但相较于贼子风卷残云般的犯案速度,这反应显然太迟缓,等到城门卫接到消息,三名劫匪早就已经远离西海都护府数里。
在去劫狱之前,夜惊堂就已经做好的计划,梵青禾提前通知了药坊里的族人,提前离城在城镇上找来数辆马车,在前往冬冥山的路上等待。

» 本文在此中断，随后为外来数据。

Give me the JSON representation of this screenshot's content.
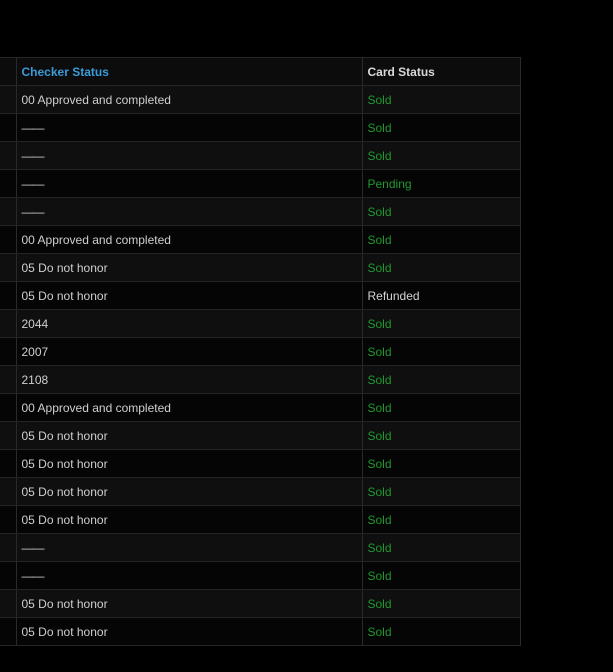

夜惊堂用鸣龙枪扛着七八个花盆,带着提着大口袋的两个姑娘,从城墙飞跃而出后,往西北飞驰出四五里,就找到了已经等待的队伍。
梵青禾担心雪湖花被口袋焖坏,可谓火急火燎,一路上跑的比夜惊堂都快,飞身落在十余人的车队旁,就急声吩咐:
“快拿竹匾过来,把花瓣摊开……”
在马车帮等待的十余名族人,都是城内药坊的药师或学徒,出来前得到族老的吩咐,已经从镇上找来了不少簸箕、竹匾。
但看到整整四大麻袋雪湖花,他们还是懵了,毕竟这些花瓣摊开,足以铺满几间大院,不能见水也不能焖着,几辆马车根本放不下。
带队的族老,是梵青禾的叔伯辈,从梵青禾手中接过大口袋:
“马车上铺不开,得在附近找几间房子,六十年才收这么点,可不能闷坏了……”
梵青禾接过簸箕,把雪湖花往里面倒:
“左贤王府知道雪湖花要找地方晾干,这两天肯定会严查周边城镇,必须回冬冥山。你们铺厚点,路上小心翻面透气,虽然会损失一点,但大部分都能带回去……”
族人觉得这法子可行,当下也迅速忙活起来,把雪湖花全部装车。
而车队后方,夜惊堂把花盆取下来,因为车厢空间太金贵,便找来绳子,把花盆拴在几两马车的后方,用油布遮盖起来,同时叮嘱道:
“殿下切记寸步不离跟着梵姑娘,沿途要听鸟鸟指引,万一遇到事情,不要管雪湖花,让梵姑娘带着你跑;鸟鸟会报信,我接到消息第一时间,就会赶回来……”
东方离人在旁边帮忙,见夜惊堂担忧她安危,严肃道:
“现在西疆除开左贤王,还有谁能威胁到我们?我自有分寸,你该注意自己,有风险切勿硬拼,抢这么多已经够本了。”
因为左贤王正在往湖东跑,时间确实紧迫,夜惊堂也不好多说,把花盆装车后,就捧着笨笨脸蛋:
啵啵~
附近还有不少冬冥部族人,东方离人见此自然浑身一震,还没来得及柳眉倒竖,就瞧见夜惊堂又跑到在忙活的梵姨娘跟前,把脸颊转过来就“啵~”了一口,而后飞身跃上了炭红烈马,手提长枪往东方飞驰而去。